Matt Whineray, NZ Super

NZ Super has warned that high returns could not continue. Matt Whineray, chief executive, has said a repeat of the 2008 global financial crisis (GFC) would see its assets drop by more than half from its NZ$47 billion peak. However, the fund intends to keep buying where it sees value in the event of a downturn.

"The key with our portfolio to ensure we have the discipline, liquidity, governance and resources to hold our course through the volatility and ensure the fund is well-positioned to benefit from the eventual market recovery, as was our experience in the GFC," said Whineray in a statement.

Source: New Zealand Herald


The Philippines’ two state pension funds – Government Service Insurance System and Social Security System – bought a total of P385 million ($7.48 million) stocks on March 16, before the Philippine Stock Exchange (PSE) announced a trading suspension that began the next day.

Finance Secretary Carlos Dominguez III said that while the GSIS and the SSS both ramped up stock purchases, their exposures to PSE-traded equity securities were still lower than the mandatory limits under their respective charters.



Indian health and wellness startup Curefit has raised an estimated Rs8.32 billion ($109.2 million) in fresh funding led by Singapore state investor Temasek. 

Two new investors, GableHorn Investments and Ascent Capital, also took part in the Bengaluru-headquartered company’s funding round.

Source: ET Tech


Taiwan's regulator banned short selling after global stocks plummeted on fears of the coronavirus pandemic. The ban applies to stocks listed on the Taiwan Stock Exchange and the over-the-counter Taipei Exchange that fell 3.5% or more in the previous trading day, the Financial Supervisory Commission (FSC) said in a statement on March 19.

“The measure is aimed at addressing local stock market volatility triggered by the sell-off due to the spread of the coronavirus,” Sam Chang, deputy director of the financial regulator’s securities and futures bureau, said in the statement.

Source: Asia Asset Management


The Thai Bankers’ Association, the Government Savings Bank, Thai insurance providers, and the Government Pension Fund jointly established a Corporate Bond Stabilisation Fund of around THB70 billion to THB100 billion ($2.12 billion to $3.03 billion) to invest in high-quality, newly issued bonds by corporates that can't fully rollover maturing corporate bonds.

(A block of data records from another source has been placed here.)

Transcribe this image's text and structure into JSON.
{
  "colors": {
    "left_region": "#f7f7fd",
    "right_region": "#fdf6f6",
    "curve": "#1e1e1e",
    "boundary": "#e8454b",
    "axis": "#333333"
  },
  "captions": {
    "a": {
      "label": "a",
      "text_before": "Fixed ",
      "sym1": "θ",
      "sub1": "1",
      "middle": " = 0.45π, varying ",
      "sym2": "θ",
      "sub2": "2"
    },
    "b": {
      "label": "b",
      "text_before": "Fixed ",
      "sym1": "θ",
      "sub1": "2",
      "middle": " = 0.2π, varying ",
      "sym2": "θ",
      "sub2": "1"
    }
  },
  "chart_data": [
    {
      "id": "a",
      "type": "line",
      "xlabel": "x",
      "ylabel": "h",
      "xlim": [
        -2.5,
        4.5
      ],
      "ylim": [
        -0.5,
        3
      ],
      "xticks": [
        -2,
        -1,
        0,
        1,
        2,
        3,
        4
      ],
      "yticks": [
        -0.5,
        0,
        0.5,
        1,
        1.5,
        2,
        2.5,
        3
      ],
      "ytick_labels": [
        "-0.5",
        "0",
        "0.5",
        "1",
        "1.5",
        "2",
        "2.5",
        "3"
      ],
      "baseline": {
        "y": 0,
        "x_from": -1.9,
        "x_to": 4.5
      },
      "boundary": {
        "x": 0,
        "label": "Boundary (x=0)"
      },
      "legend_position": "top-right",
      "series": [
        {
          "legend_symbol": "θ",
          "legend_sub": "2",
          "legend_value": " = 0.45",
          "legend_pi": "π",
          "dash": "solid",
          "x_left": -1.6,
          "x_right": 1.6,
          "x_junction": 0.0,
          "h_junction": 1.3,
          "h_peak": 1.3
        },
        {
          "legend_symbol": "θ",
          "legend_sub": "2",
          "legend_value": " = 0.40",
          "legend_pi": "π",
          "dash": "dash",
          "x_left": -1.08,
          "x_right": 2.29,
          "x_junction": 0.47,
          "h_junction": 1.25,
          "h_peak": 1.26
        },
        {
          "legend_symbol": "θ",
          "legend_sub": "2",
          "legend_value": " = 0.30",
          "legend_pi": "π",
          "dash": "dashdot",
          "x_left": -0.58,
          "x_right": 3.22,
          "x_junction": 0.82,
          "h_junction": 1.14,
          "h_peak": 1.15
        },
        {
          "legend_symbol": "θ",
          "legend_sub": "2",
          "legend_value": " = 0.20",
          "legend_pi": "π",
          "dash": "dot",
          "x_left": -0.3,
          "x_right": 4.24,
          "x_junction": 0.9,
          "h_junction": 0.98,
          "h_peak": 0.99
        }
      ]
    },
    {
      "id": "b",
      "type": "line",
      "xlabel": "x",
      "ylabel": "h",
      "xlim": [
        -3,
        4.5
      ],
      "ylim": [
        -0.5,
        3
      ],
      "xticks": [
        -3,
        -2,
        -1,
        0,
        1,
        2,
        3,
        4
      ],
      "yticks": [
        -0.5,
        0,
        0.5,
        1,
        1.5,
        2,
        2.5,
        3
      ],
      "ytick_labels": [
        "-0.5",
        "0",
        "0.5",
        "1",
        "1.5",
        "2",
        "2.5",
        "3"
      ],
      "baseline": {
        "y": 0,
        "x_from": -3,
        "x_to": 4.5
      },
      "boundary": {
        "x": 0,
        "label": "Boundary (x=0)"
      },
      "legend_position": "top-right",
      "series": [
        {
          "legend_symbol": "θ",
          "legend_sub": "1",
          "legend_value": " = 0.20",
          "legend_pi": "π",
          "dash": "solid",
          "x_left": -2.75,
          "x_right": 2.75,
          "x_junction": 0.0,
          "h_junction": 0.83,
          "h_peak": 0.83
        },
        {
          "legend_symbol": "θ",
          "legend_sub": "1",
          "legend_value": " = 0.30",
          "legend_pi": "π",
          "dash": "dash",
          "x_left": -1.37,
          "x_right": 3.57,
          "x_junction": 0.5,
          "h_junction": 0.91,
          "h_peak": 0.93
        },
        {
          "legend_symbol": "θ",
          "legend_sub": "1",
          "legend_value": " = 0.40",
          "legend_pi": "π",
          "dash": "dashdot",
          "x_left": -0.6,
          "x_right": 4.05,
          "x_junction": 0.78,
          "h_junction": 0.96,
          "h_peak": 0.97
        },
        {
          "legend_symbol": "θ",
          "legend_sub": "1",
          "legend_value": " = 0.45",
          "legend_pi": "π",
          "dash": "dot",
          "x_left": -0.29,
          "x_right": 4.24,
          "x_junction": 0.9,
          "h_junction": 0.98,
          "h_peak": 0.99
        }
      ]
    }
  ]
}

The injection forms part of a new stimulus package by the Bank of Thailand, which also set up a special facility to provide liquidity for mutual funds through commercial banks. The bank said it will continue to provide liquidity to the government bond market through purchasing bonds, according to a statement.

Source: Bank of Thailand


Nearly 80% of US institutional investors would not reduce commitments to or pull money out of specific regions because of coronavirus, despite concerns about the impact of the outbreak, finds a survey by US-based capital placement agent Eaton Partners.

Moreover, 70% of the 69 limited partners polled said interest rate cuts by the Federal Reserve are not an appropriate remedy for the Covid-19 crisis because the problem is biological, not financial, in nature.

Only 13% are “very confident” in the US government’s ability to contain and eradicate coronavirus, while 49% are “somewhat confident” and 38% are “not confident at all”, according to the survey, conducted between March 5 and 13.